Whilst reports of their impending extinction are over-blown, it has been a year of famine for Japanese hedge funds. Finding indigenous Japanese hedge fund managers in the wild is incredibly taxing.

In their natural habitat, they are reclusive, and this follows through into their captive state, such as on stage at the Tokyo Hedge funds world Conference. Luckily, the troop of hedge managers at the emerging managers` showcase are happy to be heard.

"There`s been bad news and data fixation in the second half, the grass seemed greener elsewhere and investors left, but I think we`ll get a tailwind next year, alpha opportunities in the first half followed up with beta," says Shintaro Tomita, ex-Goldman Sachs sell-side trader and now CEO of new hedge fund Bluebear Investment Managers. "Before starting a hedge fund, I only had broker experience, Perhaps I wasn`t smart enough to be an analyst, but I loved trading, day and night. So does my partner, we love equity. We`re very good at trading."

One is not sparing his modest blushes there, but this is exactly what people, certainly international investors, want to hear from a Japanese manager; a bit of passion.

Otherwise there is still a sense that the industry is wracked by a level of unnecessary self-doubt. Not tanking the tough issues, and asking refreshingly difficult questions was Goro Ohwada, CIO of Aino Investment Group. `Many say there aren`t many Japanese hedge funds, but five years ago there were hardly any. Yet should hedge funds even be here? Some say that that the Japanese market is not suitable for hedge funds.`

Masakuni Fujiwara, the CEO of Vistamax Fund advisors has thirty years experience of the markets. He is one of the first generation of Japanese hedge fund managers, (as opposed to Tomita-San who is classified here as Generation 3.5). He runs a long/short Japanese equity fund and long/short foreign equity fund.

"Perhaps this market isn`t suitable for hedge funds. Of course its been the most bearish market this year, and hedge funds prefer bullish markets. Domestic demand is weak here, I expect a big sell-off and a consequent rebound."

This is where in Japan things get `Lost in Translation`, (to quote the nuanced Sofia Coppola Oscar-winning movie, of which we all think quite presumptuously, `I could have written that screenplay`)

It is lost in translation, because the Japanese alpha males of hedge funds do not think Japan is congenitally unsuitable for hedge funds, but just that right now the prevailing market is hairy. Yet, even that is a zen riddle, because this kind of market is precisely where a hedge fund should do far better than a long only manager. The sound of one-hand-clapping fills the auditorium.
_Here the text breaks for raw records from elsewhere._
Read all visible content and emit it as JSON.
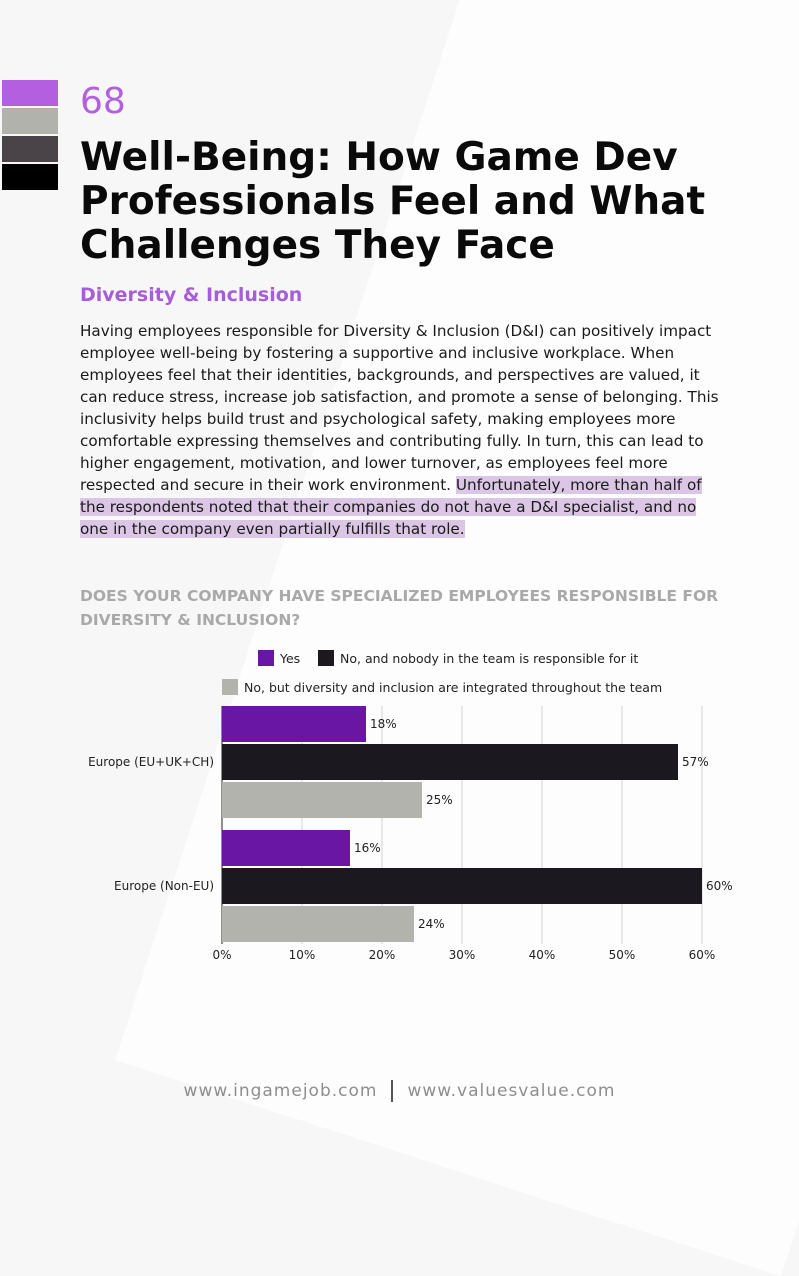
{
  "page": {
    "number": "68",
    "title": "Well-Being: How Game Dev Professionals Feel and What Challenges They Face",
    "section_title": "Diversity & Inclusion",
    "body_plain": "Having employees responsible for Diversity & Inclusion (D&I) can positively impact employee well-being by fostering a supportive and inclusive workplace. When employees feel that their identities, backgrounds, and perspectives are valued, it can reduce stress, increase job satisfaction, and promote a sense of belonging. This inclusivity helps build trust and psychological safety, making employees more comfortable expressing themselves and contributing fully. In turn, this can lead to higher engagement, motivation, and lower turnover, as employees feel more respected and secure in their work environment.",
    "body_highlight": "Unfortunately, more than half of the respondents noted that their companies do not have a D&I specialist, and no one in the company even partially fulfills that role.",
    "chart_question": "DOES YOUR COMPANY HAVE SPECIALIZED EMPLOYEES RESPONSIBLE FOR DIVERSITY & INCLUSION?"
  },
  "footer": {
    "left": "www.ingamejob.com",
    "right": "www.valuesvalue.com"
  },
  "swatch_colors": [
    "#b45fdf",
    "#b2b2ac",
    "#4a4348",
    "#000000"
  ],
  "chart_data": {
    "type": "bar",
    "orientation": "horizontal",
    "categories": [
      "Europe (EU+UK+CH)",
      "Europe (Non-EU)"
    ],
    "series": [
      {
        "name": "Yes",
        "color": "#6a16a4",
        "values": [
          18,
          16
        ]
      },
      {
        "name": "No, and nobody in the team is responsible for it",
        "color": "#1c1820",
        "values": [
          57,
          60
        ]
      },
      {
        "name": "No, but diversity and inclusion are integrated throughout the team",
        "color": "#b3b3ad",
        "values": [
          25,
          24
        ]
      }
    ],
    "value_suffix": "%",
    "xlim": [
      0,
      60
    ],
    "xticks": [
      "0%",
      "10%",
      "20%",
      "30%",
      "40%",
      "50%",
      "60%"
    ],
    "grid": true,
    "legend_position": "top"
  }
}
"2006 was a good year, but not 2007, we have just had to live with the difficult conditions of the year," says Park West Investment`s Tad Fukushima. "I think there are short side opportunities, because there are many poorly managed companies.I think i`m good at identifying weak and weakening sectors. Capital won`t come back quickly but I think it will come back, selectively, starting with the blue chips."

People are emerging from Wall Street companies and being encouraged by their clients to start their own fund. They are getting the confidence from those investors to try to make a go of it. Numbered amongst them is another `Generation 3.5` arrival, Hidematsu Take, the CEO of Epic Partners Investments. He was formerly a proprietary trader at UBS Securities and now runs a Japanese equity market neutral fund that has never experienced a down month.
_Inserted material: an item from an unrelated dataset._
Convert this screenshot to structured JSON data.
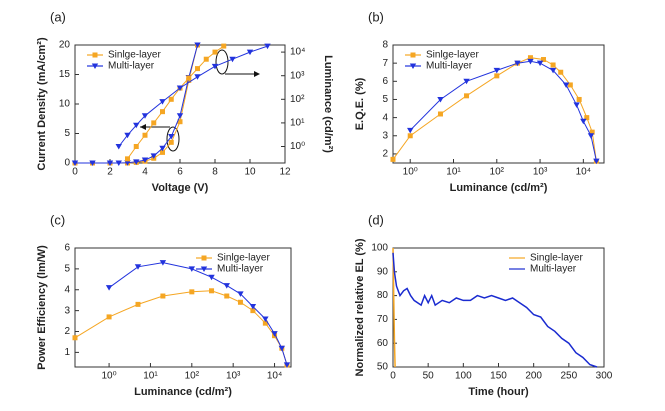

"Some investors asked me to set up my own company, so I did, two years ago,` says Take. "The fees I can receive are reasonable, and I can borrow stocks easily. Prop trading skills seem to lend themselves well to starting a Japanese hedge fund. I`m afraid the market expansionary phase is coming to an end and returns in the second half are dwindling, but that gives us opportunities."

Every single rebound in Japan leads to a flurry of media articles insisting that this time it is the real, permanent, non-cyclical, sustainable recovery. (The same hyperbole that India is currently witnessing). Of course it never is the case. Yet, the stoic Japanese hedge funds are still clinging to their perch, and theoretically are best placed to take advantage of Japanese volatility. So international investors would do well to keep them in their viewfinder.